Admissions data is not yet a reliable competitiveness signal. Published application and offer totals are too small to be meaningful for predicting your chances; your address and the borough criteria will matter far more.
Wraparound detail needs checking. Breakfast Club timings are clear, but after school specifics should be confirmed directly if you need guaranteed late pickup.
Greatfields Primary School is best understood as a purpose built, small free school at the start of its growth curve, with a clear intention to expand into a much larger primary over time. It will suit families who value close relationships, a new site, and a school culture that is being actively shaped rather than inherited. The key decision is whether you are comfortable choosing a school before it has a long run of published outcomes and inspections, and whether the admissions route and day to day logistics work for your household.
It is too early to judge on the usual external measures because there is no published Ofsted inspection report yet. What can be said with confidence is that it is a new state free school designed to grow significantly, and it currently has a very small roll relative to its long term capacity. Parents should evaluate it through leadership, routines, communication, and curriculum clarity, then revisit performance data as cohorts reach Key Stage 2.
Applications are coordinated through the London Borough of Barking and Dagenham rather than being handled privately by the school. For September 2026 entry, borough guidance commonly uses the national timetable, with applications closing on 15 January 2026 and offers released on 16 April 2026, followed by an acceptance deadline later in April.
The school publishes an expected Reception intake of 30 pupils for 2024/25 and 30 pupils for 2025/26. This indicates a planned, steady expansion as year groups build upwards.

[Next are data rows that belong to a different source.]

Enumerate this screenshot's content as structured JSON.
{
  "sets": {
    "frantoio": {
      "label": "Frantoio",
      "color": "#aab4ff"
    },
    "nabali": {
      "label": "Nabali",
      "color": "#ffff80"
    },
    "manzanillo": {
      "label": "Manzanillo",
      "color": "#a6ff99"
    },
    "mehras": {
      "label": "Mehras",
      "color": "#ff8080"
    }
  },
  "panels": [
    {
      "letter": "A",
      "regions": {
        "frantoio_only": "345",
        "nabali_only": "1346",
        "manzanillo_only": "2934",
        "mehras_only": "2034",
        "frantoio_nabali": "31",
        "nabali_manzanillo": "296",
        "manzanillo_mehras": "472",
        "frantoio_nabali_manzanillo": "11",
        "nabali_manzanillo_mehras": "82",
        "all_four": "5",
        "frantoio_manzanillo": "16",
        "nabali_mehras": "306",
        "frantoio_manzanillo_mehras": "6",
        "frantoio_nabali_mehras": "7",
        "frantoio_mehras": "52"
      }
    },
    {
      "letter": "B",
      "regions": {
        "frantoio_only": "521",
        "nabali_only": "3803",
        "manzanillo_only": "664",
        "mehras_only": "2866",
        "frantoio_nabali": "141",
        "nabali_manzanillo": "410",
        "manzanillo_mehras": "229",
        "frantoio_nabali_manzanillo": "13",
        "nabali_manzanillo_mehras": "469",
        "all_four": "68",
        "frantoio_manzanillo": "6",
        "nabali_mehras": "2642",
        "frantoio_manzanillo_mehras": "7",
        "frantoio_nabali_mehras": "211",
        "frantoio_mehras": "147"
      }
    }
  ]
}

Yes, the school states it offers Breakfast Club from 7.30am, with last drop off at 8.00am. If you need after school care, confirm the current offer and pickup times directly, as the published page focuses mainly on breakfast provision.
The school lists Mrs Sarah Kinnaird as Executive Head Teacher, and the website welcome note is signed by Mrs Nawaz-Stevens as Head of School. That usually means strategic leadership is overseen by the Executive Head Teacher, with the Head of School leading the day to day running.